One of the major challenges we face as a society is finding ways to tackle serious environmental problems like global warming, widespread pollution, ozone layer depletion and waste disposal. We can only do this effectively by fostering in today's children the sensitive attitude and connection with nature that is required to commit oneself wholeheartedly to such an urgent task.

Nature provides children with an ideal setting in which to expand their creativity, resilience, and self-confidence. Moreover, it is through regular experiences in nature that children develop a lifelong attachment with the natural world. And this, as many studies show, is the basis for a caring and responsible attitude towards the environment.

Being in nature is physically and psychologically restorative, helps relieve children (and adults) from directed-attention fatigue and contributes to a receptive attitude to learning by stimulating all the senses and integrating informal play with formal learning.

Studies have revealed that using nature to teach the curriculum can boost marks in science, languages, social studies and math, and that children who are allowed to play outside every day in a nature-rich school playground have better motor coordination and more ability to concentrate, and are less at risk from anxiety and depression.
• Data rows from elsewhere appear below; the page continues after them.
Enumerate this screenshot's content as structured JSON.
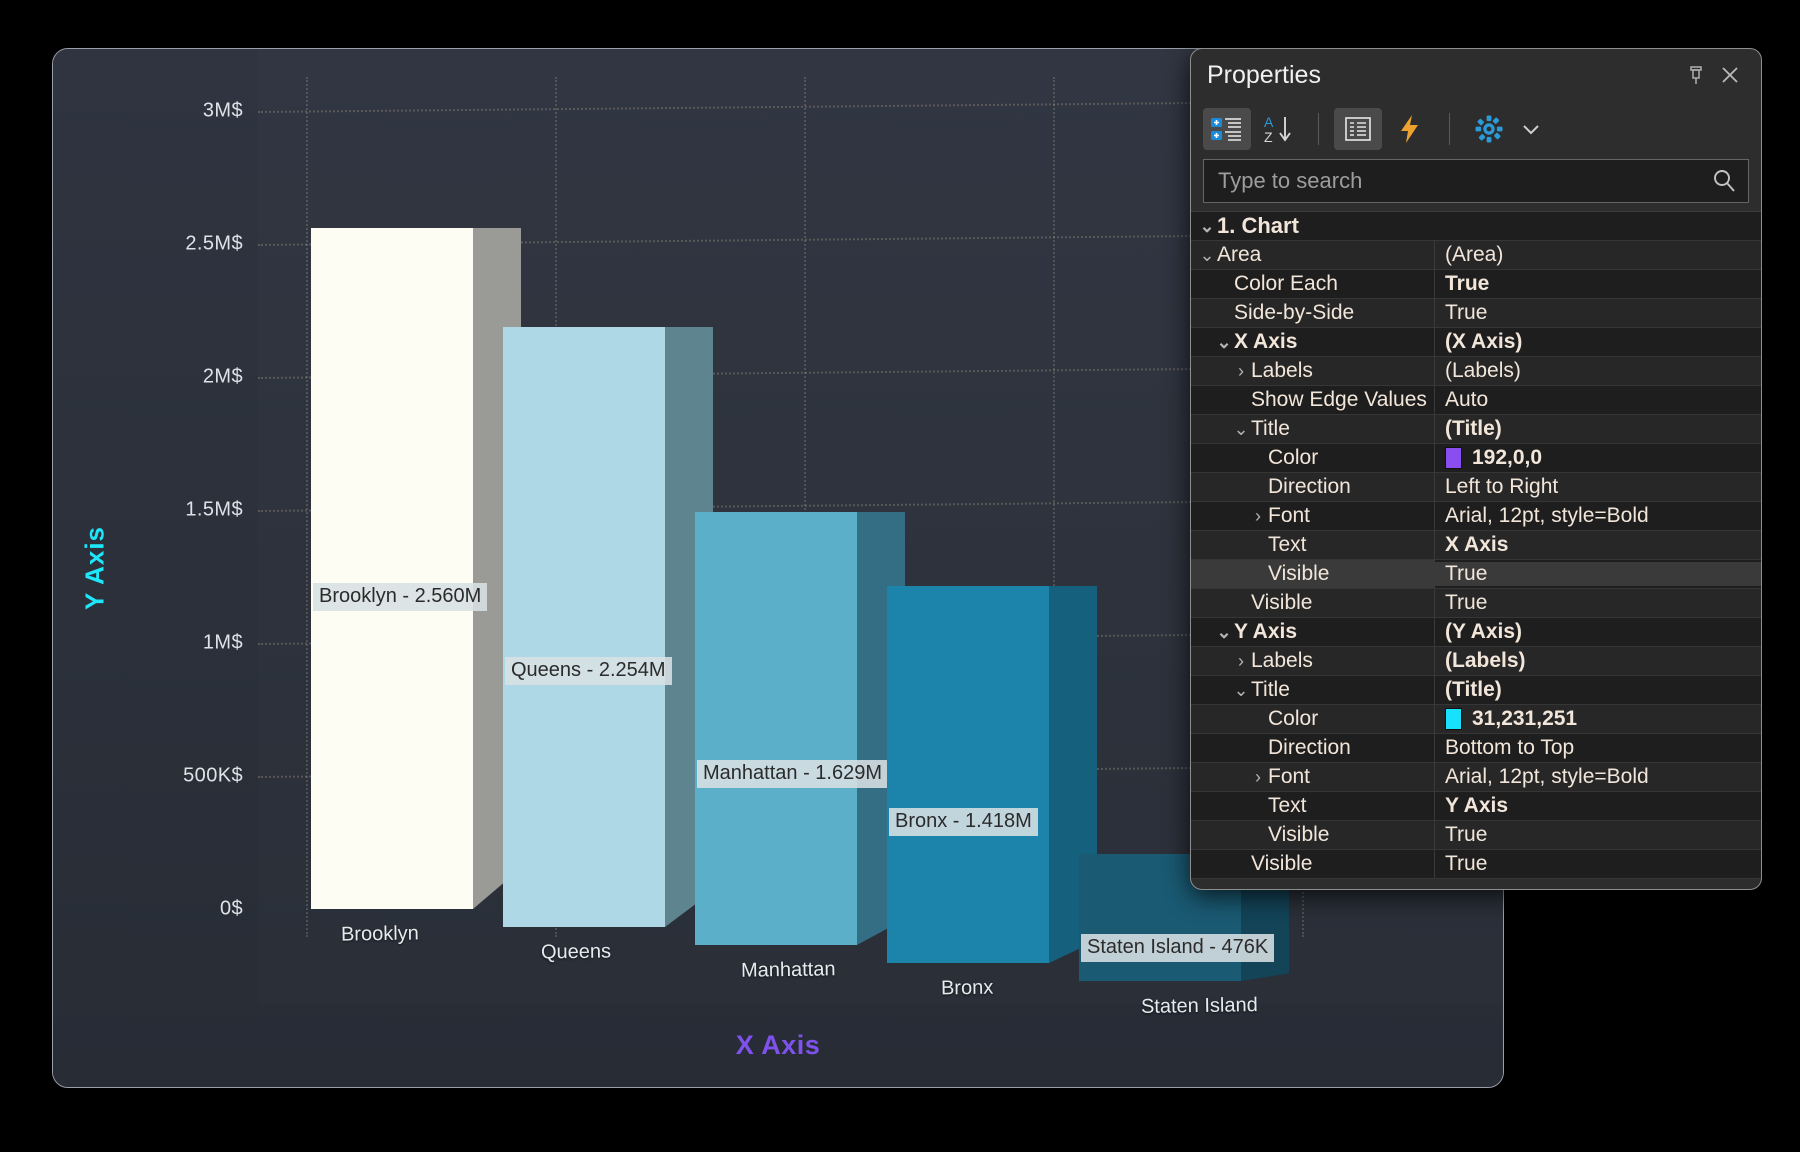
{
  "chart_data": {
    "type": "bar",
    "title": "",
    "xlabel": "X Axis",
    "ylabel": "Y Axis",
    "categories": [
      "Brooklyn",
      "Queens",
      "Manhattan",
      "Bronx",
      "Staten Island"
    ],
    "values": [
      2560000,
      2254000,
      1629000,
      1418000,
      476000
    ],
    "value_labels": [
      "Brooklyn - 2.560M",
      "Queens - 2.254M",
      "Manhattan - 1.629M",
      "Bronx - 1.418M",
      "Staten Island - 476K"
    ],
    "ylim": [
      0,
      3000000
    ],
    "ytick_labels": [
      "3M$",
      "2.5M$",
      "2M$",
      "1.5M$",
      "1M$",
      "500K$",
      "0$"
    ],
    "ytick_values": [
      3000000,
      2500000,
      2000000,
      1500000,
      1000000,
      500000,
      0
    ],
    "grid": true,
    "legend": "none",
    "bar_colors": [
      "#fdfdf3",
      "#aed8e6",
      "#5cafc8",
      "#1c84ab",
      "#1a5a73"
    ],
    "bar_side_colors": [
      "#9a9a96",
      "#5e8490",
      "#336e84",
      "#15607c",
      "#134458"
    ],
    "x_title_color": "#7f52ee",
    "y_title_color": "#1fe7fb",
    "axis_label_color": "#e8ebee",
    "plot_background": "#2d323c"
  },
  "properties_panel": {
    "title": "Properties",
    "pin_icon": "pin-icon",
    "close_icon": "close-icon",
    "toolbar": [
      {
        "name": "categorized-button",
        "icon": "categorized-icon",
        "active": true
      },
      {
        "name": "alphabetical-button",
        "icon": "sort-az-icon",
        "active": false
      },
      {
        "name": "separator-1",
        "icon": "separator",
        "active": false
      },
      {
        "name": "property-pages-button",
        "icon": "property-pages-icon",
        "active": true
      },
      {
        "name": "events-button",
        "icon": "lightning-icon",
        "active": false
      },
      {
        "name": "separator-2",
        "icon": "separator",
        "active": false
      },
      {
        "name": "settings-button",
        "icon": "gear-icon",
        "active": false
      },
      {
        "name": "settings-dropdown",
        "icon": "chevron-down-icon",
        "active": false
      }
    ],
    "search": {
      "placeholder": "Type to search",
      "value": "",
      "icon": "search-icon"
    },
    "rows": [
      {
        "indent": 0,
        "expander": "down",
        "name": "1. Chart",
        "value": "",
        "header": true
      },
      {
        "indent": 0,
        "expander": "down",
        "name": "Area",
        "value": "(Area)"
      },
      {
        "indent": 1,
        "expander": "none",
        "name": "Color Each",
        "value": "True",
        "valbold": true
      },
      {
        "indent": 1,
        "expander": "none",
        "name": "Side-by-Side",
        "value": "True"
      },
      {
        "indent": 1,
        "expander": "down",
        "name": "X Axis",
        "value": "(X Axis)",
        "bold": true
      },
      {
        "indent": 2,
        "expander": "right",
        "name": "Labels",
        "value": "(Labels)"
      },
      {
        "indent": 2,
        "expander": "none",
        "name": "Show Edge Values",
        "value": "Auto"
      },
      {
        "indent": 2,
        "expander": "down",
        "name": "Title",
        "value": "(Title)",
        "valbold": true
      },
      {
        "indent": 3,
        "expander": "none",
        "name": "Color",
        "value": "192,0,0",
        "swatch": "#8a4df0",
        "valbold": true
      },
      {
        "indent": 3,
        "expander": "none",
        "name": "Direction",
        "value": "Left to Right"
      },
      {
        "indent": 3,
        "expander": "right",
        "name": "Font",
        "value": "Arial, 12pt, style=Bold"
      },
      {
        "indent": 3,
        "expander": "none",
        "name": "Text",
        "value": "X Axis",
        "valbold": true
      },
      {
        "indent": 3,
        "expander": "none",
        "name": "Visible",
        "value": "True",
        "selected": true
      },
      {
        "indent": 2,
        "expander": "none",
        "name": "Visible",
        "value": "True"
      },
      {
        "indent": 1,
        "expander": "down",
        "name": "Y Axis",
        "value": "(Y Axis)",
        "bold": true
      },
      {
        "indent": 2,
        "expander": "right",
        "name": "Labels",
        "value": "(Labels)",
        "valbold": true
      },
      {
        "indent": 2,
        "expander": "down",
        "name": "Title",
        "value": "(Title)",
        "valbold": true
      },
      {
        "indent": 3,
        "expander": "none",
        "name": "Color",
        "value": "31,231,251",
        "swatch": "#18e2fb",
        "valbold": true
      },
      {
        "indent": 3,
        "expander": "none",
        "name": "Direction",
        "value": "Bottom to Top"
      },
      {
        "indent": 3,
        "expander": "right",
        "name": "Font",
        "value": "Arial, 12pt, style=Bold"
      },
      {
        "indent": 3,
        "expander": "none",
        "name": "Text",
        "value": "Y Axis",
        "valbold": true
      },
      {
        "indent": 3,
        "expander": "none",
        "name": "Visible",
        "value": "True"
      },
      {
        "indent": 2,
        "expander": "none",
        "name": "Visible",
        "value": "True"
      }
    ]
  }
}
In line with Simon Nicholson's theory of Loose Parts, we believe that every child is creative and inventive, and that children's creativity needs primarily open-ended materials (and combinatory play with words, concepts and ideas) to flourish. In nature, children can find an almost never-ending supply of “loose parts” –water, trees, leaves, bushes, flowers, sand– which can be combined through imagination and creativity.
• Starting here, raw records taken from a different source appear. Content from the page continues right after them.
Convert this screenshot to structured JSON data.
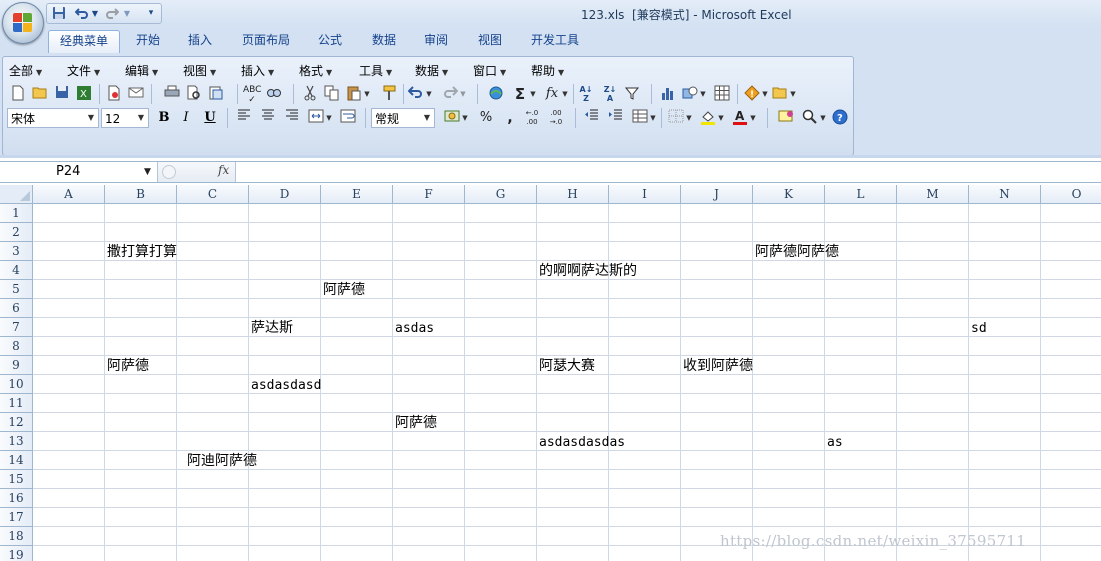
{
  "window": {
    "title": "123.xls  [兼容模式] - Microsoft Excel"
  },
  "quick_access": {
    "save_icon": "save-icon",
    "undo_icon": "undo-icon",
    "redo_icon": "redo-icon",
    "customize_icon": "customize-icon"
  },
  "ribbon_tabs": [
    "经典菜单",
    "开始",
    "插入",
    "页面布局",
    "公式",
    "数据",
    "审阅",
    "视图",
    "开发工具"
  ],
  "active_tab": "经典菜单",
  "classic_menu": [
    "全部",
    "文件",
    "编辑",
    "视图",
    "插入",
    "格式",
    "工具",
    "数据",
    "窗口",
    "帮助"
  ],
  "font": {
    "name": "宋体",
    "size": "12",
    "number_format": "常规",
    "bold_label": "B",
    "italic_label": "I",
    "underline_label": "U",
    "percent_label": "%",
    "comma_label": ","
  },
  "formula_bar": {
    "name_box": "P24",
    "fx": "fx",
    "formula": ""
  },
  "columns": [
    "A",
    "B",
    "C",
    "D",
    "E",
    "F",
    "G",
    "H",
    "I",
    "J",
    "K",
    "L",
    "M",
    "N",
    "O"
  ],
  "rows": [
    "1",
    "2",
    "3",
    "4",
    "5",
    "6",
    "7",
    "8",
    "9",
    "10",
    "11",
    "12",
    "13",
    "14",
    "15",
    "16",
    "17",
    "18",
    "19"
  ],
  "cells": [
    {
      "ref": "B3",
      "text": "撒打算打算"
    },
    {
      "ref": "K3",
      "text": "阿萨德阿萨德"
    },
    {
      "ref": "H4",
      "text": "的啊啊萨达斯的"
    },
    {
      "ref": "E5",
      "text": "阿萨德"
    },
    {
      "ref": "D7",
      "text": "萨达斯"
    },
    {
      "ref": "F7",
      "text": "asdas"
    },
    {
      "ref": "N7",
      "text": "sd"
    },
    {
      "ref": "B9",
      "text": "阿萨德"
    },
    {
      "ref": "H9",
      "text": "阿瑟大赛"
    },
    {
      "ref": "J9",
      "text": "收到阿萨德"
    },
    {
      "ref": "D10",
      "text": "asdasdasd"
    },
    {
      "ref": "F12",
      "text": "阿萨德"
    },
    {
      "ref": "H13",
      "text": "asdasdasdas"
    },
    {
      "ref": "L13",
      "text": "as"
    },
    {
      "ref": "C14",
      "text": "阿迪阿萨德"
    }
  ],
  "watermark": "https://blog.csdn.net/weixin_37595711"
}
‟The biggest thing children today need is reconnection with nature.”

David Suzuki

At Kaleide, the gardens are an invitation to explore and learn about nature and environmentally sustainable practices such as organic gardening, recycling and reusing. Every week, the children are offered the chance to spend a day outdoors in a nearby forest (Mesa Mota). These are all invaluable opportunities to learn about local flora and fauna, biology and chemistry, geology, environmental pollution, energy, the physics of weather and the changing seasons, geography, the effect of gravity on the tides, ecology, biodiversity and the interdependence of all forms of life on the planet... and so many other related topics that acquire new meaning and widen children's perspectives when they can be experienced, observed and interacted with.